Bundespolizei:Gegen den Korpsgeist

Eine interne Sonderbeschwerdestelle ist lang überfällig - und wichtiger als Imagepflege.

Von Thomas Hahn

Die Bundespolizei bekommt eine interne Sonderbeschwerdestelle, bei der Kollegen ihre Kollegen außerhalb des Dienstweges anzeigen können. Das hat Präsident Dieter Romann verkündet, nachdem der Verdacht, in der Dienststelle am Hauptbahnhof von Hannover seien Flüchtlinge misshandelt worden, bundesweite Empörung nach sich gezogen hat. Das ist ein kluger Entschluss. Polizisten brauchen eine Anlaufstelle, der sie sich anvertrauen können, wenn ein Kollege seine Position missbraucht.

Allerdings fragt man sich auch, warum es eine solche Stelle nicht schon längst gibt.
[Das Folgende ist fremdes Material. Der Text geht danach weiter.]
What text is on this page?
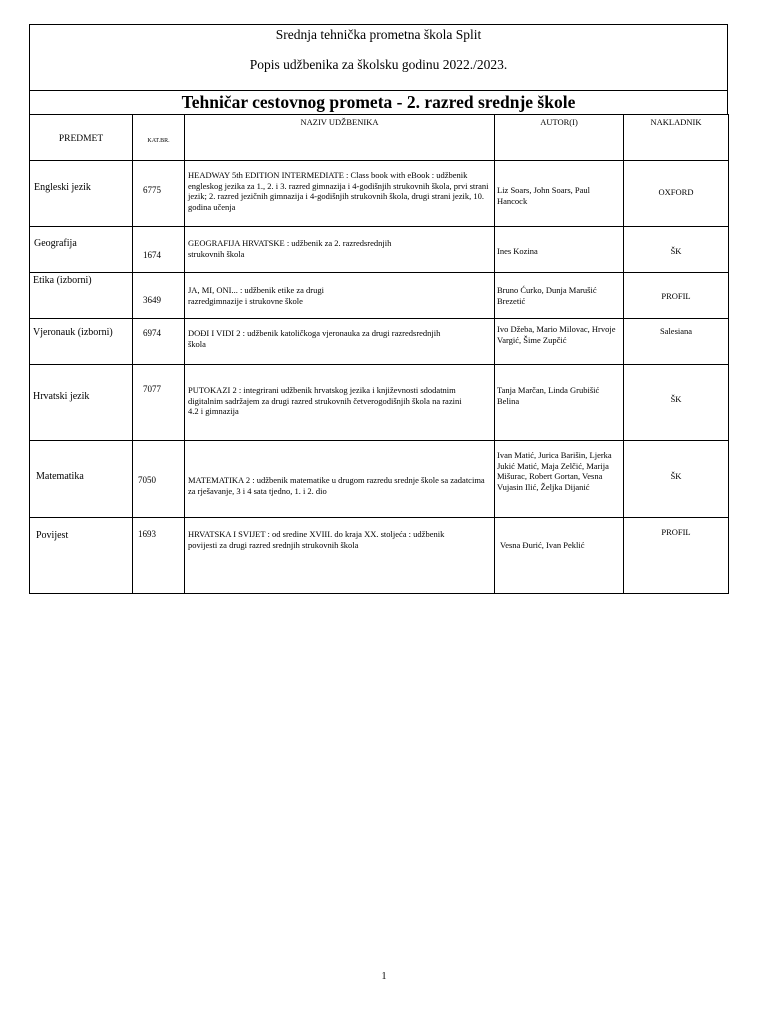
Srednja tehnička prometna škola Split
Popis udžbenika za školsku godinu 2022./2023.
Tehničar cestovnog prometa - 2. razred srednje škole
PREDMET	KAT.BR.	NAZIV UDŽBENIKA	AUTOR(I)	NAKLADNIK

Engleski jezik	6775	HEADWAY 5th EDITION INTERMEDIATE : Class book with eBook : udžbenik engleskog jezika za 1., 2. i 3. razred gimnazija i 4-godišnjih strukovnih škola, prvi strani jezik; 2. razred jezičnih gimnazija i 4-godišnjih strukovnih škola, drugi strani jezik, 10. godina učenja	Liz Soars, John Soars, Paul Hancock	OXFORD

Geografija	1674	GEOGRAFIJA HRVATSKE : udžbenik za 2. razredsrednjih strukovnih škola	Ines Kozina	ŠK

Etika (izborni)	3649	JA, MI, ONI... : udžbenik etike za drugi razredgimnazije i strukovne škole	Bruno Ćurko, Dunja Marušić Brezetić	PROFIL

Vjeronauk (izborni)	6974	DOĐI I VIDI 2 : udžbenik katoličkoga vjeronauka za drugi razredsrednjih škola	Ivo Džeba, Mario Milovac, Hrvoje Vargić, Šime Zupčić	Salesiana

Hrvatski jezik	7077	PUTOKAZI 2 : integrirani udžbenik hrvatskog jezika i književnosti sdodatnim digitalnim sadržajem za drugi razred strukovnih četverogodišnjih škola na razini 4.2 i gimnazija	Tanja Marčan, Linda Grubišić Belina	ŠK

Matematika	7050	MATEMATIKA 2 : udžbenik matematike u drugom razredu srednje škole sa zadatcima za rješavanje, 3 i 4 sata tjedno, 1. i 2. dio	Ivan Matić, Jurica Barišin, Ljerka Jukić Matić, Maja Zelčić, Marija Mišurac, Robert Gortan, Vesna Vujasin Ilić, Željka Dijanić	ŠK

Povijest	1693	HRVATSKA I SVIJET : od sredine XVIII. do kraja XX. stoljeća : udžbenik povijesti za drugi razred srednjih strukovnih škola	Vesna Đurić, Ivan Peklić	PROFIL
1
Außerdem fragt man sich, warum Romann dem Verdacht, dem die Staatsanwaltschaft nachgeht, gleich mit dem nächsten Verdacht begegnet. Zwei Polizisten haben einen anderen angezeigt, weil der vor Monaten Flüchtlinge gequält haben soll. Man darf annehmen, dass sie das getan haben, weil sie ein Schweigen brechen wollten, das einen allgemeinen Missstand in der Bundespolizei deckt.

Romann aber spricht davon, dass die Anzeige auch ein Racheakt sein könnte. Damit lenkt er von einem Grundsatzproblem ab, das erfahrene Kriminologen benennen und das jetzt eine möglicherweise heilsame Aufmerksamkeit erfährt: Viele Fälle von Polizeigewalt gehen unter in einem falsch verstandenen Korpsgeist. Damit sollte sich die Polizei nachhaltig befassen, statt den Eindruck zu erwecken, als sorge sie sich vor allem um ihr Image.